EL CAIRO. Faltan pocas horas para que la Junta Electoral haga público el nombre del próximo presidente de Egipto. Hace una semana que votaron los ciudadanos de este país y cada día que ha pasado desde entonces ha servido para que los rumores y la desinformación eclipsen la realidad. El único dato fiable disponible es el arrojado por el recuento certificado por los jueces, pero calificado de no oficial, que da la victoria al islamista Mohamed Morsi con el 52 por ciento de los votos. Todo lo que sea salirse de este guión es teoría conspirativa, que por cierto es la que rige Egipto desde hace 17 meses.

Las primaveras árabes echaron por tierra el prestigio de analistas y expertos y las post revoluciones están haciendo lo mismo. Ahora los gurús se limitan a ponerse en uno de los dos bandos y repetir los mismos argumentos. Tenemos al grupo de los que hablan de “revoluciones robadas por el islamismo”, el más numeroso, que critican la falta de libertades para los laicos y liberales en caso de permitir gobernar a las fuerzas religiosas. Para ellos son más importantes la cerveza y los bikinis, dos de los grandes logros del laicismo según se desprende de cada tertulia en la que se echa en cara a los Hermanos Musulmanes que se van a cargar estos dos avances de la humanidad, que el resultado de las urnas. No mencionan los miles de años de cárcel que se chuparon los presos políticos islamistas (hombres y mujeres) sin juicios de ningún tipo.

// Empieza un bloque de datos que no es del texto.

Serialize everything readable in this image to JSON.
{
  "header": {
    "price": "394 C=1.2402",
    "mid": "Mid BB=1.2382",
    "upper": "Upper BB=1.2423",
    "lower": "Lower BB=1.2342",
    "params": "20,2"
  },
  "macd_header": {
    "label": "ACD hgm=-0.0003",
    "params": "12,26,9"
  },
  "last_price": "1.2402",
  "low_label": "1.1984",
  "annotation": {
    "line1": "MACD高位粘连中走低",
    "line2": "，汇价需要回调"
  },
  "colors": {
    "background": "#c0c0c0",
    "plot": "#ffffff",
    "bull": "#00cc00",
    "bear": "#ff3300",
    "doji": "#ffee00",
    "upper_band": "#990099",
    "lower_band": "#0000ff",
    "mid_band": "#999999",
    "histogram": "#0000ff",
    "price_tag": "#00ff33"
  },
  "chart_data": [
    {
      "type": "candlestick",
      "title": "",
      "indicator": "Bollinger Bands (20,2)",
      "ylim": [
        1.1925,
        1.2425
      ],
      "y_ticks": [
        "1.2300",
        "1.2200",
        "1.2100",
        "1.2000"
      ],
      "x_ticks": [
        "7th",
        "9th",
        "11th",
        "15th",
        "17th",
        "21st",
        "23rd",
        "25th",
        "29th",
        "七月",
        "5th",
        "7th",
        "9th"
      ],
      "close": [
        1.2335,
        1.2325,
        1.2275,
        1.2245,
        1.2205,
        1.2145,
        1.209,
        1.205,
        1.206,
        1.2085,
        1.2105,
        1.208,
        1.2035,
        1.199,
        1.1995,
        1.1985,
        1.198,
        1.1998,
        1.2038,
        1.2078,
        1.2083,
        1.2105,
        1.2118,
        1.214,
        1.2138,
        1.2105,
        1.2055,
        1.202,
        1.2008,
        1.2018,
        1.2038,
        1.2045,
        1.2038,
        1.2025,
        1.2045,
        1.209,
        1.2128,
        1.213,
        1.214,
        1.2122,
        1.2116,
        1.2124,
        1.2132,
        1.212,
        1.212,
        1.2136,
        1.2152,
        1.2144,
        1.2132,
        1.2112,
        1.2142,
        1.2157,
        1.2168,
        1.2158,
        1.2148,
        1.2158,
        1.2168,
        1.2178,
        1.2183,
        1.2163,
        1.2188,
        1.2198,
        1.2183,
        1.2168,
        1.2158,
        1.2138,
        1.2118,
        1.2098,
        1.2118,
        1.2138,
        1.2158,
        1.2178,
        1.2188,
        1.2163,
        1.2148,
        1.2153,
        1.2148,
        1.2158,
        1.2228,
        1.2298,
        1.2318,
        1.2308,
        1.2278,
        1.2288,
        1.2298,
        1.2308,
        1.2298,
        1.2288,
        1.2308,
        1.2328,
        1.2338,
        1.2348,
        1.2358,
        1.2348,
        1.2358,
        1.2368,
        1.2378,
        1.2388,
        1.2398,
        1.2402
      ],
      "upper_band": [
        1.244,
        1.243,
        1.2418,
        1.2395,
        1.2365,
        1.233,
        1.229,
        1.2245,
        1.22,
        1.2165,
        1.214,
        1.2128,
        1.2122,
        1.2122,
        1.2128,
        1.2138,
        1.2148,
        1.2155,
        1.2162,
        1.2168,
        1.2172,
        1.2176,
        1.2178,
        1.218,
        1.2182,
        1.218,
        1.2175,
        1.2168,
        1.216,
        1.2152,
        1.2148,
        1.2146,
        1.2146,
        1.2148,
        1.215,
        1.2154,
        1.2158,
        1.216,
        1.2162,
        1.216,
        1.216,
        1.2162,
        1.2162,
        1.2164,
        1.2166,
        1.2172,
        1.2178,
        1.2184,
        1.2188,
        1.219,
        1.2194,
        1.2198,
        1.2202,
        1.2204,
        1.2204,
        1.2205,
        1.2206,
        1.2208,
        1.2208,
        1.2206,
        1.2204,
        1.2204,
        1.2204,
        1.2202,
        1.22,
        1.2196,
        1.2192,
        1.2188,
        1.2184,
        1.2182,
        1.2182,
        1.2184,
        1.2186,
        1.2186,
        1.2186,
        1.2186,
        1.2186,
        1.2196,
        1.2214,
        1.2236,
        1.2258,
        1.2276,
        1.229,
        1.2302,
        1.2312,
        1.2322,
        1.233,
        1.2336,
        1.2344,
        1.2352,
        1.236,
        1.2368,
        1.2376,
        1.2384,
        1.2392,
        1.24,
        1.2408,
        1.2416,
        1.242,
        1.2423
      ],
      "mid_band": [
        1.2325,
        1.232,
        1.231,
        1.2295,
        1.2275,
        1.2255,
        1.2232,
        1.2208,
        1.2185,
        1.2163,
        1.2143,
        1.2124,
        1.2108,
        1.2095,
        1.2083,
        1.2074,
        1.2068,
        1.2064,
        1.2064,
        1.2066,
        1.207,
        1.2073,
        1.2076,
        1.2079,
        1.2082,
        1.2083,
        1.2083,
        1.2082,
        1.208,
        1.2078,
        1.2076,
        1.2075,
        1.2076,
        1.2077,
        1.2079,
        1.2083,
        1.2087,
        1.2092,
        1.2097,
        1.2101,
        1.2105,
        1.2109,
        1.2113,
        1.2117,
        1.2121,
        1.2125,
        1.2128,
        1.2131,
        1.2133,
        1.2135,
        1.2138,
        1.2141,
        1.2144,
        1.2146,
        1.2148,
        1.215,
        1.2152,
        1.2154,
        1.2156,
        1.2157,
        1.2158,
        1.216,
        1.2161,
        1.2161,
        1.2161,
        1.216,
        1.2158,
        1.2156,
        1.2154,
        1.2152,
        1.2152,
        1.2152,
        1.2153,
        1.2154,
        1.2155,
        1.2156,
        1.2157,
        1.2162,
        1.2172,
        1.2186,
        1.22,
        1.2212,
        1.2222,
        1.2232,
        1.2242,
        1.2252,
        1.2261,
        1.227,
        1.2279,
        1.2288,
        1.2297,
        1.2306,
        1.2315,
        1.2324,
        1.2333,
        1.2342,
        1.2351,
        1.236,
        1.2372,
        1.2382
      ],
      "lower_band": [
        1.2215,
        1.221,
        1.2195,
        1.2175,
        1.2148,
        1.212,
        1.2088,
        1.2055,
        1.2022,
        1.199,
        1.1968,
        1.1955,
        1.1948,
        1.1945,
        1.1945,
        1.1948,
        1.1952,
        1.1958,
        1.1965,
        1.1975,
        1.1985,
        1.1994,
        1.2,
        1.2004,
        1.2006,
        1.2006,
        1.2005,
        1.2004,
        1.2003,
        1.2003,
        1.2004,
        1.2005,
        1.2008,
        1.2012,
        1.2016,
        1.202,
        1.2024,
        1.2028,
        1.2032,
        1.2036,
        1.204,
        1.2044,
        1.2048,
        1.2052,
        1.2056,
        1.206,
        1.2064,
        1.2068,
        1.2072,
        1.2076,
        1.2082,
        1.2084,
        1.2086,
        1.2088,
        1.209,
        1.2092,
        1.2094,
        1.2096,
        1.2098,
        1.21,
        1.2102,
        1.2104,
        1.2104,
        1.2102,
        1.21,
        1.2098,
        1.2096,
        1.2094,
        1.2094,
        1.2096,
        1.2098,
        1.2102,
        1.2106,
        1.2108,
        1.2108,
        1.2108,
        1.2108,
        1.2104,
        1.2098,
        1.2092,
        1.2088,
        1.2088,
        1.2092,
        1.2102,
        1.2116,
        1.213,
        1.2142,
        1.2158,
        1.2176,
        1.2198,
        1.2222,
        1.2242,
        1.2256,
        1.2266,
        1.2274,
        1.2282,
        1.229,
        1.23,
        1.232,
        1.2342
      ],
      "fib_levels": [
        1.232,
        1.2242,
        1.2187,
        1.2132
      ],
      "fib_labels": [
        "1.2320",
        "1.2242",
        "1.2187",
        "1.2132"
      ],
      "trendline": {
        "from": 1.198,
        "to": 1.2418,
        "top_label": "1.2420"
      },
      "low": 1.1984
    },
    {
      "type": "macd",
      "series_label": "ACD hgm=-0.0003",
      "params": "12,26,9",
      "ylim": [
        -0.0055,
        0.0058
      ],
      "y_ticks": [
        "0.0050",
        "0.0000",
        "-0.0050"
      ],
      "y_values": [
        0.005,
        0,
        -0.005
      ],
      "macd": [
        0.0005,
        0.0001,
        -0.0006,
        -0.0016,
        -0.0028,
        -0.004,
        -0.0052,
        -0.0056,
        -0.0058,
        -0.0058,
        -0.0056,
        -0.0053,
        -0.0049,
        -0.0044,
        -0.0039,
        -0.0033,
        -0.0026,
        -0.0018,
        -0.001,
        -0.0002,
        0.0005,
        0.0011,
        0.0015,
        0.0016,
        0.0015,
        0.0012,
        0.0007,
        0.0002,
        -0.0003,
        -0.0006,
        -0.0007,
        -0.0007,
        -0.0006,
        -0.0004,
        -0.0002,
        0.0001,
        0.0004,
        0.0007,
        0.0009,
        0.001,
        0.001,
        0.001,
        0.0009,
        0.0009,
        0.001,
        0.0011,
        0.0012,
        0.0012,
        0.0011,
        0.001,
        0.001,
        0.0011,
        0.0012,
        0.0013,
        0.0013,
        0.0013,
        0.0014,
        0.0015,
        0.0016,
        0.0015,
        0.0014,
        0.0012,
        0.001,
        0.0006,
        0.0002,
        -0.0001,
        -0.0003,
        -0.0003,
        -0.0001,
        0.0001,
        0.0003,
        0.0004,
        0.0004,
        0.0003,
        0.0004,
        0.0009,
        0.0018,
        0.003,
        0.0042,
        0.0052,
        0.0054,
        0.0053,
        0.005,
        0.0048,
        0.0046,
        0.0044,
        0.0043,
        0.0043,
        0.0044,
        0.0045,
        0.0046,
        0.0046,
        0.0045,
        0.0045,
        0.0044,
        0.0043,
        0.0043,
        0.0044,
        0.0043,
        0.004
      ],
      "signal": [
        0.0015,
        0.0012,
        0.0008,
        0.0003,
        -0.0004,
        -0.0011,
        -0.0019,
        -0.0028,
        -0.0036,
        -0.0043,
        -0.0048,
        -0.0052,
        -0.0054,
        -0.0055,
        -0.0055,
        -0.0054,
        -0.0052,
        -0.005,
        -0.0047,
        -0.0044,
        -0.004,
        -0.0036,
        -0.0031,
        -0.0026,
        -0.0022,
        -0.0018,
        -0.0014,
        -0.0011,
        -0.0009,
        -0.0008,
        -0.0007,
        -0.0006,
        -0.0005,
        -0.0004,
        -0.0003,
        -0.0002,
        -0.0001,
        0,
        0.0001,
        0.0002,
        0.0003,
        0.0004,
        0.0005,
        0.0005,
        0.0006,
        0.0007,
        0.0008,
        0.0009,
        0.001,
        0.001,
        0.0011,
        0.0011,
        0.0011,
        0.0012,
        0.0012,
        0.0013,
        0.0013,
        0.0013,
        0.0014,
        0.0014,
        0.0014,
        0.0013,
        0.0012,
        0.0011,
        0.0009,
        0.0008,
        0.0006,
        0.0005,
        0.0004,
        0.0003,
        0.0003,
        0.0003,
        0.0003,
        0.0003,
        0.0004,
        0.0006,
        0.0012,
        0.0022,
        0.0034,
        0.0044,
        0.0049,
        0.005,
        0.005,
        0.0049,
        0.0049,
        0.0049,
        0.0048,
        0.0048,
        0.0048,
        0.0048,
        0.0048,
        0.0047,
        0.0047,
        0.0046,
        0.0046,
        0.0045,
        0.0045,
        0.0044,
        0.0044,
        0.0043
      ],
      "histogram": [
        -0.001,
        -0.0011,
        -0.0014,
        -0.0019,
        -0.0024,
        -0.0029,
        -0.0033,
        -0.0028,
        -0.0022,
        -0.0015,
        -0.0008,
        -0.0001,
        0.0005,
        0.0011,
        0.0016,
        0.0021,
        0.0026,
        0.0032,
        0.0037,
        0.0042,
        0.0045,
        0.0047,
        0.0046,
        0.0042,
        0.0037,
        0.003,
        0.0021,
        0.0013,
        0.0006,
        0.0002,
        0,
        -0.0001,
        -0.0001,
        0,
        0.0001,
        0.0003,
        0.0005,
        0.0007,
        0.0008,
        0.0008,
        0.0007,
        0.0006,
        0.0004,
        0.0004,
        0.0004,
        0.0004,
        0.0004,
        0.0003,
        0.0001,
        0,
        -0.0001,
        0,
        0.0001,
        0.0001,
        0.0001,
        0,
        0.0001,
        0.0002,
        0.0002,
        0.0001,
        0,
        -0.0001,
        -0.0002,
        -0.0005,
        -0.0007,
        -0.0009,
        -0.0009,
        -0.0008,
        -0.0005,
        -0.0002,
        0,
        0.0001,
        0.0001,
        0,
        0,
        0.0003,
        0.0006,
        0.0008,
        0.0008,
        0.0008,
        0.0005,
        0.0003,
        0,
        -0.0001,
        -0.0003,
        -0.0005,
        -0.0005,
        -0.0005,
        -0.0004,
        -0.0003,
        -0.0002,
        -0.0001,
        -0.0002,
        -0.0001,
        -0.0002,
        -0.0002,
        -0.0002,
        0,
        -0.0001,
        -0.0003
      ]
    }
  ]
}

El segundo grupo, mucho menor, es el que acepta  la superioridad de las fuerzas islamistas sobre el terreno, más allá de los centros urbanos y de la élite que normalmente tiene contacto con occidentales. Se han rendido a la evidencia de que estos pueblos quieren cambio y “el Islam es la solución”, como proclamó el fundador de la hermandad, Hasan Al Banna, hace ocho décadas. Miran a las urnas para justificar su razonamiento y piden una oportunidad para los Hermanos Musulmanes, un grupo tan conocido como secreto. Para ellos no vale el refrán de «más vale lo malo conocido…»

Lo que queda en entredicho en estos países es el propio sistema de elección. Cuando un voto se puede comprar por unas libras, cuando las instituciones siguen encabezadas por caciques del antiguo régimen dispuestos a cualquier cosa por mantener sus privilegios, cuando el analfabetismo golpea a las urnas como cuando un bebe llora pidiendo el biberón a su madre, cuando los militares se mueven entre bambalinas cambiando constituciones y derribando parlamentos significa que no se dan las condiciones mínimas para pueda salir algo decente de todo esto, y mucho menos estable. Por eso habría que usar otros términos a la hora de referirse a estos procesos, más que una elección parece que estamos ante una selección en la que, independientemente del voto ciudadano, serán los militares los que tengan la última palabra. Podrá salir Morsi, podrá salir Shafiq, pero la revolución sigue presa de los de verde oliva.